The majority of this information will be recorded in your credit file and affect your ability to access credit in the future.

Information that's recorded in your file includes:

  • Credit applications you've made for the last five years
  • Information about current and past credit accounts you've held
  • Utility accounts for more than $150 that have been overdue for more than 60 days
  • Clearout listings, where a lender has unsuccessfully tried to contact you regarding a debt and believes that you have decided not to pay it

How to protect yourself from identity theft

There are several simple steps you can take to avoid becoming a victim of identity theft:

  • Secure your personal documents at home. If you're throwing any documents away, make sure to shred them first.
  • Secure your mailbox with a lock and remember to redirect your mail if you move.
  • Check your credit file and credit score regularly.
  • Inspect your credit card bills and bank statements for any suspicious activity. If you receive new credit cards you didn't ask for or bills for goods and services that aren't yours, investigate why.
  • Be cautious when using social media and limit the amount of personal information you publish online.
  • Select passwords for your online accounts carefully. Also, use security software on your computer and mobile phone.
  • Never use unsecured Internet access points, such as public Wi-Fi connections or public computers, to access your bank account.
  • Treat any request for your personal information over the Internet, phone and in-person with caution.
  • Don't conduct any transactions on unsecured websites. Make sure a website is legitimate before handing over any details.

What should you do if you are the victim of identity theft?

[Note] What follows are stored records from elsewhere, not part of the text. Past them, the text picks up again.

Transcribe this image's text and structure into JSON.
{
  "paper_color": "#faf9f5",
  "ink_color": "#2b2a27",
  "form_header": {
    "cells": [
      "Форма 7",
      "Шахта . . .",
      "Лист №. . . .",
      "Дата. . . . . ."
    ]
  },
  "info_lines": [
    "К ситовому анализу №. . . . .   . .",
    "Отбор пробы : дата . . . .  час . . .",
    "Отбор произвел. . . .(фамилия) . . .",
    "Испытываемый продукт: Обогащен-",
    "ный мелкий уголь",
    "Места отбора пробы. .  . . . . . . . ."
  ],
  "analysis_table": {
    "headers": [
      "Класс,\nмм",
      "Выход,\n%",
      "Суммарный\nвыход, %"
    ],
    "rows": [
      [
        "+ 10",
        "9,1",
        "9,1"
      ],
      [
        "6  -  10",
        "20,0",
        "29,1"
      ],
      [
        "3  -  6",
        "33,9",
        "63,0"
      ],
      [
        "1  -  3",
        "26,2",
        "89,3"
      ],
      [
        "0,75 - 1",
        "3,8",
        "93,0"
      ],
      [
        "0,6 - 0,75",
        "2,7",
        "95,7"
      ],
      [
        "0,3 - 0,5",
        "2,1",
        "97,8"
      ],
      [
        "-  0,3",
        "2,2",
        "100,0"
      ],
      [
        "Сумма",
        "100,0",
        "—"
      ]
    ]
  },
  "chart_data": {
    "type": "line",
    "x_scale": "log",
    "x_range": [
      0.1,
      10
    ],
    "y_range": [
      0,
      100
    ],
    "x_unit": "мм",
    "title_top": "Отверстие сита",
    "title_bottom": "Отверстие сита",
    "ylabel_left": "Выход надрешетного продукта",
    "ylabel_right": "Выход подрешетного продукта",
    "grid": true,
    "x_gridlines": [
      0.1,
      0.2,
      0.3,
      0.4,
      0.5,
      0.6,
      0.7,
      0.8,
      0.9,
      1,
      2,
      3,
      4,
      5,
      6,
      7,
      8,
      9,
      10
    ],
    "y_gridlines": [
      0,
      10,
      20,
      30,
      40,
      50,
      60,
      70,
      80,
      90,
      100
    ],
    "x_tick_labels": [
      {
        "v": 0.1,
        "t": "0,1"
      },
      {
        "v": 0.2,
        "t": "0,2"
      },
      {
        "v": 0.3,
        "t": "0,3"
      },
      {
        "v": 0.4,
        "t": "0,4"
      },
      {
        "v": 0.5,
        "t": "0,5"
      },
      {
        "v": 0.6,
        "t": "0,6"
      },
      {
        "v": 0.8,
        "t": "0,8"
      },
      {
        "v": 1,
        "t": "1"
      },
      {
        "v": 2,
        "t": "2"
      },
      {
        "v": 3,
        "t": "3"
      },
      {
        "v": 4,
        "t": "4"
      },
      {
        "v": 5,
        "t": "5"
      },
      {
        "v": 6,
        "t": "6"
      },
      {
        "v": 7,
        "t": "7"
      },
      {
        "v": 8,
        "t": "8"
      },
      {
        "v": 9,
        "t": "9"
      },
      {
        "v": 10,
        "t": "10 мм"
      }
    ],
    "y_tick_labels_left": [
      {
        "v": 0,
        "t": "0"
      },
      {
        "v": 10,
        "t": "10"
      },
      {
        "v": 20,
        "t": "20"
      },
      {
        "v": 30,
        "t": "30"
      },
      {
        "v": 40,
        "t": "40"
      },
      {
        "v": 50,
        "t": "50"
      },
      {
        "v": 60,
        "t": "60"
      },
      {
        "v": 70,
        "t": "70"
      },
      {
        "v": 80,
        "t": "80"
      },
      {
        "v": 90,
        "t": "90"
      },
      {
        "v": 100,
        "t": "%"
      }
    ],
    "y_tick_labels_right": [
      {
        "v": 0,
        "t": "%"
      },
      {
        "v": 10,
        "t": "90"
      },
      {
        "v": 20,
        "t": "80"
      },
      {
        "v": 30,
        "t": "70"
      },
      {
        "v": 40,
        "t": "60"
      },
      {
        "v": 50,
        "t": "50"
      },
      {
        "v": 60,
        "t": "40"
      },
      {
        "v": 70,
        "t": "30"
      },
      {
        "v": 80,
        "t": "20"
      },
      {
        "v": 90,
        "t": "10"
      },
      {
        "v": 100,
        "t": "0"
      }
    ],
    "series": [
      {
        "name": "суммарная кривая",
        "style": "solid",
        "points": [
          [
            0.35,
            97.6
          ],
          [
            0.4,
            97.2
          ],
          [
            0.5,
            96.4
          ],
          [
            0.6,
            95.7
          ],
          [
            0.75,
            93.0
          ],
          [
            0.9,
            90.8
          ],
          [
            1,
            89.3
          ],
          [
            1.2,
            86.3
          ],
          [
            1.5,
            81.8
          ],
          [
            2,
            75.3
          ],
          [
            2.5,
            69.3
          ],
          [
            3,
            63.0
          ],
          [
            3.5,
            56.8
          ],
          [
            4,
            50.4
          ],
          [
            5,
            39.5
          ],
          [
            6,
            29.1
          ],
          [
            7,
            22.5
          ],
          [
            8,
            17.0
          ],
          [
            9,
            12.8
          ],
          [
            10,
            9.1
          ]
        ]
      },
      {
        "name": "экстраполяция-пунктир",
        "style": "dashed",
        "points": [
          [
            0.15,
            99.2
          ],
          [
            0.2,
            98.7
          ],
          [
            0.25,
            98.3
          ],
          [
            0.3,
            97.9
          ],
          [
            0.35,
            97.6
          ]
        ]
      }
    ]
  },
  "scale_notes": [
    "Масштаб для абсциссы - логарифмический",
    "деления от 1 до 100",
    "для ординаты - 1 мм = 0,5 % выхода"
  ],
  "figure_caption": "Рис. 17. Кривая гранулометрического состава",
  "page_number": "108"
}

Anyone can be a victim of fraud, so it's important to know what to look for and how to respond once you find out your identity has been compromised. Here is what you should do:

  • Contact your financial institution. Call your bank immediately and inform them that someone has access to your account or credit card. The bank will usually cancel all affected credit cards and close any suspicious accounts opened in your name.
  • Place a temporary ban on your credit report. This is a free service offered by the three credit reporting companies: Experian, Equifax and illion (formerly Dun & Bradstreet).
  • File a police report. This will allow investigations on the fraud to begin and give you access to a police report that you can give to financial institutions to avoid a bad credit rating. The police will also ensure that relevant government agencies are involved in the case if your documents were stolen, for example, your passport, Medicare card or birth certificate.
  • Get a copy of your credit report. This will allow you to contact credit report agencies and inform them of the identity theft so that they can help repair your credit standings by adding notes to your credit file.

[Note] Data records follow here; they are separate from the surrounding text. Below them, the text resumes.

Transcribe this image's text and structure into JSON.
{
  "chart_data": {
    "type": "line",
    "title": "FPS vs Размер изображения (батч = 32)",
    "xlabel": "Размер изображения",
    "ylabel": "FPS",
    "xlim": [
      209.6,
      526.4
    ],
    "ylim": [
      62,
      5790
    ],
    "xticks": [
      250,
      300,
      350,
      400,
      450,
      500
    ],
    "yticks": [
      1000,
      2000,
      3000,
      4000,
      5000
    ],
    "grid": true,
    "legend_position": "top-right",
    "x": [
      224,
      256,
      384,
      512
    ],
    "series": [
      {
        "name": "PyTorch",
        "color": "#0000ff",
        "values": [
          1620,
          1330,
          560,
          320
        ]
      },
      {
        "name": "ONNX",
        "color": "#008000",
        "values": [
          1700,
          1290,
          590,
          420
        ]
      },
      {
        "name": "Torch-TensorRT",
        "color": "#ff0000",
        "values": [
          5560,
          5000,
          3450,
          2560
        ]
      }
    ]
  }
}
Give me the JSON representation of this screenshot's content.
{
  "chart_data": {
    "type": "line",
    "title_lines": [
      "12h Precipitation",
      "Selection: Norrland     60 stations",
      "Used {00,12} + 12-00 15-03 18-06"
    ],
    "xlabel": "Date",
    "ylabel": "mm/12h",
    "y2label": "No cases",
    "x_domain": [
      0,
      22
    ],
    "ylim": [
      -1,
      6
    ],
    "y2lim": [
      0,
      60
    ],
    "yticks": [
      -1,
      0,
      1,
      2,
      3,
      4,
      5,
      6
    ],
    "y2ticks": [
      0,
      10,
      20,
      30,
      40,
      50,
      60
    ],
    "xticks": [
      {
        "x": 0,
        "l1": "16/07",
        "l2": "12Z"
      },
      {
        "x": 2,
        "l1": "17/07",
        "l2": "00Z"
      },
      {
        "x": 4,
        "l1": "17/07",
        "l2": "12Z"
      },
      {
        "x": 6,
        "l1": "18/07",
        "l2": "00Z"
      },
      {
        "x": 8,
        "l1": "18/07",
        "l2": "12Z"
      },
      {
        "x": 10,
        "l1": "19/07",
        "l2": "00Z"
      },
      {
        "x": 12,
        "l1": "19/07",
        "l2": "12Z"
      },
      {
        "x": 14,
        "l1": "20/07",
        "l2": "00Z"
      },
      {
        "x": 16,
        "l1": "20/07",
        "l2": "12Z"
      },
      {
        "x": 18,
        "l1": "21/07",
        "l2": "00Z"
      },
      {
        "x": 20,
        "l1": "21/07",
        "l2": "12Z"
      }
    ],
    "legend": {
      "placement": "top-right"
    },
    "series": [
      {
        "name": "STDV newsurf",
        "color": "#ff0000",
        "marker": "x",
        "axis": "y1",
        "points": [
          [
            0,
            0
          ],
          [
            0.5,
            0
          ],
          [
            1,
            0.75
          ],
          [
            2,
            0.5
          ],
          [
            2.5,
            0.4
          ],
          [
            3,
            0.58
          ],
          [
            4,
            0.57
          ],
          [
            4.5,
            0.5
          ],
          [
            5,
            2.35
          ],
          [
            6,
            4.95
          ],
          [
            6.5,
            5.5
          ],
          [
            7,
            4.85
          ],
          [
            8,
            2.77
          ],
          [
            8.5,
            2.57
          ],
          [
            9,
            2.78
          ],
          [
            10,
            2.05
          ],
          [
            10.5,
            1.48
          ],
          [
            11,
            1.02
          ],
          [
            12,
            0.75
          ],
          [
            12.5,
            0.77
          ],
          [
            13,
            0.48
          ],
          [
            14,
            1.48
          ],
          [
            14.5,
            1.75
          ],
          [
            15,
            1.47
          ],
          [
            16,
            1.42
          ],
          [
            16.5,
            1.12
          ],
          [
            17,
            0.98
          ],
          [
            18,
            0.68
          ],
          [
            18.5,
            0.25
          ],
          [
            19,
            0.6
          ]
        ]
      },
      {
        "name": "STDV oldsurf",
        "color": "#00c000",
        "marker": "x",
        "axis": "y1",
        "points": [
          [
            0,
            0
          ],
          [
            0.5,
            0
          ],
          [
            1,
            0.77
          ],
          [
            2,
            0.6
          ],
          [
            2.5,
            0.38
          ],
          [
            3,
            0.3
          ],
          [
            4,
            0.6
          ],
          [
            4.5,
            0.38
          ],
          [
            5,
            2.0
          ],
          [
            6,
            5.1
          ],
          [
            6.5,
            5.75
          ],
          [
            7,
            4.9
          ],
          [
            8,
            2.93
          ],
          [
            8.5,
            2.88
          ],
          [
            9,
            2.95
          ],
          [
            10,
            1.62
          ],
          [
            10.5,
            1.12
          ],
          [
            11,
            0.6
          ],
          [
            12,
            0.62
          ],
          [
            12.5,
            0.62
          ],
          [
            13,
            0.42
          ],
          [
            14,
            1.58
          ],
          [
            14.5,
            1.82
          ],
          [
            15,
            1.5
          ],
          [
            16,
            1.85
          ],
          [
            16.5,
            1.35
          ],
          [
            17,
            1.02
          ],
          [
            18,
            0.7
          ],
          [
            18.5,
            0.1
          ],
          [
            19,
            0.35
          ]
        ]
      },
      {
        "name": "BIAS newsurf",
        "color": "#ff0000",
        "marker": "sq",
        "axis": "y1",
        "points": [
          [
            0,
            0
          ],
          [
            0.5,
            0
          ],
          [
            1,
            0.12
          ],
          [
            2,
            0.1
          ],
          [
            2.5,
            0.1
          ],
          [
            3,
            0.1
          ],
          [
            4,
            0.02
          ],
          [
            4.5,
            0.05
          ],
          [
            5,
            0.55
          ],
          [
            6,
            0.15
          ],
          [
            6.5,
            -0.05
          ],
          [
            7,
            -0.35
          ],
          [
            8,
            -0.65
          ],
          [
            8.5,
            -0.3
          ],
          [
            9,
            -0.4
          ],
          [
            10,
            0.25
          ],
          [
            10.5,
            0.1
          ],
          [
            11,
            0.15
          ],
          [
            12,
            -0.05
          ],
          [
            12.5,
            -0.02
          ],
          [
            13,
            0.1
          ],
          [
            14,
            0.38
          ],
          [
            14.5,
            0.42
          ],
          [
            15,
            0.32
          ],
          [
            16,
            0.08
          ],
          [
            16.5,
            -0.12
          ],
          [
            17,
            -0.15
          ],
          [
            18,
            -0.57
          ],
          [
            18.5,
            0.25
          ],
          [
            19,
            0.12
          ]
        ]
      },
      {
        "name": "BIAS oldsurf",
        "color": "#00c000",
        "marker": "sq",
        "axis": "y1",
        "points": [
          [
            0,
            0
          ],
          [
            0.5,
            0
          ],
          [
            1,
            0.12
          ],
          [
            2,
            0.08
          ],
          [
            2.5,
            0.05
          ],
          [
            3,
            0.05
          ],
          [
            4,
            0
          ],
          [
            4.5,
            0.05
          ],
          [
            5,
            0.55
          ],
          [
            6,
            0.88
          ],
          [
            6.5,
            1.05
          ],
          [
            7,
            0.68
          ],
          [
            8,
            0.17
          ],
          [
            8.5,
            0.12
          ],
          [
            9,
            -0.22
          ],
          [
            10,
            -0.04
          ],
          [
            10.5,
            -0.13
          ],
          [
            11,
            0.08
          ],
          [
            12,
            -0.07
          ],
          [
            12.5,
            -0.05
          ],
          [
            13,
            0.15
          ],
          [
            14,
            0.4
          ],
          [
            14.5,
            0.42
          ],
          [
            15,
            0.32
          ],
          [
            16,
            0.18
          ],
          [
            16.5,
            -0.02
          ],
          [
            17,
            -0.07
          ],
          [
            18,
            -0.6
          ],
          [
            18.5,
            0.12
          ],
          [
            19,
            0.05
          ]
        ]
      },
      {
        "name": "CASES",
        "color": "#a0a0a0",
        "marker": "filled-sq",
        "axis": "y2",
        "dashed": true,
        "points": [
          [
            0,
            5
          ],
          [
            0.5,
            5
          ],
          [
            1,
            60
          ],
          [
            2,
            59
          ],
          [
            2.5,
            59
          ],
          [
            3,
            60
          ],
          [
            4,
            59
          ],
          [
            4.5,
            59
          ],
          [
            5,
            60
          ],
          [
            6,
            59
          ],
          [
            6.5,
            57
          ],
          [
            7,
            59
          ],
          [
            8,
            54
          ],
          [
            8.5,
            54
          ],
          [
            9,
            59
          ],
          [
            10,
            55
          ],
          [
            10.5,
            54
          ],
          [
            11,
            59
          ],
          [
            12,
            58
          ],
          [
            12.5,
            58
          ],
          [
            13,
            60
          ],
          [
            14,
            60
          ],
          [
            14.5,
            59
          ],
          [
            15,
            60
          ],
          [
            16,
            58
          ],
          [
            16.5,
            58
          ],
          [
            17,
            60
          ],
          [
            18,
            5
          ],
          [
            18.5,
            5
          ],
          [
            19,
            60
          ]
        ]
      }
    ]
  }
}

There are further steps you can take if you feel that the above did not help to rectify your situation, or you find that the steps you took were not recognised by certain businesses or agencies.

  • If you feel that your privacy has been breached, you can contact the Office of the Australian Information Commissioner and lodge a complaint. Before contacting the commissioner, you should try to resolve matters with the agency or organisation concerned.
  • If you are a victim of a Commonwealth identity crime and the theft is causing problems in your personal life or with your business, you may choose to get a Victim's Certificate. This certificate is provided by a State or Territory magistrate, and you can present it to agencies or businesses to help support your claim that you have been a victim of a Commonwealth identity crime.

Finder's free credit report service gives you a free copy of your credit report and score and will also notify you whenever something on your credit report changes. You can check your credit report at any time to make sure the information is correct.

So while identity theft is a crime on the rise and there are more ways that you can be caught out than ever before, a cautious approach to managing your details can ensure you won't become a victim.